Deep Learning for Medical Image Analysis

Presenter

Prof. Çiğdem Gündüz Demir

Çiğdem Gündüz Demir received her B.S. and M.S. degrees in computer engineering from Boğaziçi University in 1999 and 2001, respectively, and her Ph.D. degree in computer science from Rensselaer Polytechnic Institute in 2005. She is currently a Professor of Computer Engineering and the Deputy Director of the KUIS AI Center at Koç University. Before joining Koç University, she was working as a faculty member at the Computer Engineering Department at Bilkent University. She was a visiting professor at Nanyang Technological University NTU, Singapore, in Fall 2009, and Stanford University in Spring 2013. Her main research interests and projects include development of new computational methods based on deep learning and computer vision for medical image analysis.
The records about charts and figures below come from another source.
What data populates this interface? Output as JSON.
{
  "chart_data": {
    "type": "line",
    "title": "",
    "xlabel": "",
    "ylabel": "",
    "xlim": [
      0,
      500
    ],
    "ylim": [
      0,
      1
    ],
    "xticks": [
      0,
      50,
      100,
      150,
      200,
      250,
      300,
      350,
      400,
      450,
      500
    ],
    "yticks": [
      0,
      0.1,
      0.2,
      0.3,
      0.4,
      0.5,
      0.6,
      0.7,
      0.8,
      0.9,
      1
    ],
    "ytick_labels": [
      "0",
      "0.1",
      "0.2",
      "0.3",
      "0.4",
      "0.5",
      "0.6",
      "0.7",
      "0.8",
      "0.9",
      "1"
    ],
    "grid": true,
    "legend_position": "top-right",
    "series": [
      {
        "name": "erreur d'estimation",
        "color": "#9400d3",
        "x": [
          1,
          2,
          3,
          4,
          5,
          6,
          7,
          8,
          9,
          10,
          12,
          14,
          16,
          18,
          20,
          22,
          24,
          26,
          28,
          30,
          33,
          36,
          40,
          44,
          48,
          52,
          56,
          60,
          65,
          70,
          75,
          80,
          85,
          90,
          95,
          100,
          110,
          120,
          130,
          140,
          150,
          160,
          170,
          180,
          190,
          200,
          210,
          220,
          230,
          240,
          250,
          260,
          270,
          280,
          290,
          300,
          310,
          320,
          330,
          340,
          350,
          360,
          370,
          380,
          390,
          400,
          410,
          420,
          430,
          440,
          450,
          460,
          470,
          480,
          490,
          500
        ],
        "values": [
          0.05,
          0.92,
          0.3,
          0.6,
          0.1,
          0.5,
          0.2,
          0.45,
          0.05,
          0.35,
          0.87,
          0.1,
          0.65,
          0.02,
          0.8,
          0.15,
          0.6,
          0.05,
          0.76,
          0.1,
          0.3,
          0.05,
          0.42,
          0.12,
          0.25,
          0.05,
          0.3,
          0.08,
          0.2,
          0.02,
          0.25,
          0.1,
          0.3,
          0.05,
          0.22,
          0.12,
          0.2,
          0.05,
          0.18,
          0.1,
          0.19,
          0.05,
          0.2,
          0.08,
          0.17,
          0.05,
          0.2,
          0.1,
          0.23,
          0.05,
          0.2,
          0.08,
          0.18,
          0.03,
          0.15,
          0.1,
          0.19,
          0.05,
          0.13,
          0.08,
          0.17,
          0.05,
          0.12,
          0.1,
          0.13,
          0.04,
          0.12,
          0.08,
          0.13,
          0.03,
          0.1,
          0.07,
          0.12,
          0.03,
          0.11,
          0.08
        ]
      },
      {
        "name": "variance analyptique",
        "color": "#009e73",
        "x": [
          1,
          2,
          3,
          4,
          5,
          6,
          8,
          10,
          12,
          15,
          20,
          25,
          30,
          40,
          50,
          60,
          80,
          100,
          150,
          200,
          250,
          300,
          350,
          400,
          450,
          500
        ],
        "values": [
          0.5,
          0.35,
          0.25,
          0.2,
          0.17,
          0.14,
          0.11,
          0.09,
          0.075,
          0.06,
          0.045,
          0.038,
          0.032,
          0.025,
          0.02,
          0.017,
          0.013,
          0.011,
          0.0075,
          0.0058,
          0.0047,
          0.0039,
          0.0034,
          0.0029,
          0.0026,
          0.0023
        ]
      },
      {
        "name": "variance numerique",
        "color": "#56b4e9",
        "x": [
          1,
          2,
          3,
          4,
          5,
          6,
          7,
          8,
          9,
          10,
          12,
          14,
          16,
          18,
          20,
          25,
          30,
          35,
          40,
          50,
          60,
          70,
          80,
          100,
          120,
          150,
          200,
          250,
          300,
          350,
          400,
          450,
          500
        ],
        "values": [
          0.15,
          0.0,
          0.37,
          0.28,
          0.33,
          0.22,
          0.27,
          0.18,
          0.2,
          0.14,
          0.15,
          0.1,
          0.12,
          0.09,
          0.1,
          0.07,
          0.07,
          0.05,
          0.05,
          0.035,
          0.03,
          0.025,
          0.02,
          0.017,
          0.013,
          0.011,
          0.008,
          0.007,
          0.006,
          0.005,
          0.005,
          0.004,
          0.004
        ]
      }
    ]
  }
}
Currently, her research group works on the interdisciplinary projects in collaborations with the Departments of Pathology and Biology for the microscopic analysis of histopathological images and in vitro fluorescence and live cell images and with the Departments of Ophthalmology and Radiology for the analysis of images acquired with in vivo imaging of CT, MR, and OCT. She was a recipient of Distinguished Young Scientist of the Turkish Academy of Sciences and CAREER Award of the National Scientific and Technological Research Council of Turkey.

Abstract

Automated imaging systems are becoming important tools for medicine and biology research as they facilitate rapid analyses with better reproducibility. Segmenting regions of interest on a medical image is typically the first but one of the foremost steps of these systems, which greatly affects the success of the entire analysis. In this talk, I will briefly mention the main challenges associated with segmentation tasks in medical image analysis, and then present examples of the dense prediction networks that my research group designed and implemented to address these challenges. Particularly, I will talk about our proposed network architectures and loss functions that were specifically designed to facilitate better training of the segmentation networks. At the end, I will discuss future research possibilities towards the direction of developing more robust segmentation networks for medical image analysis.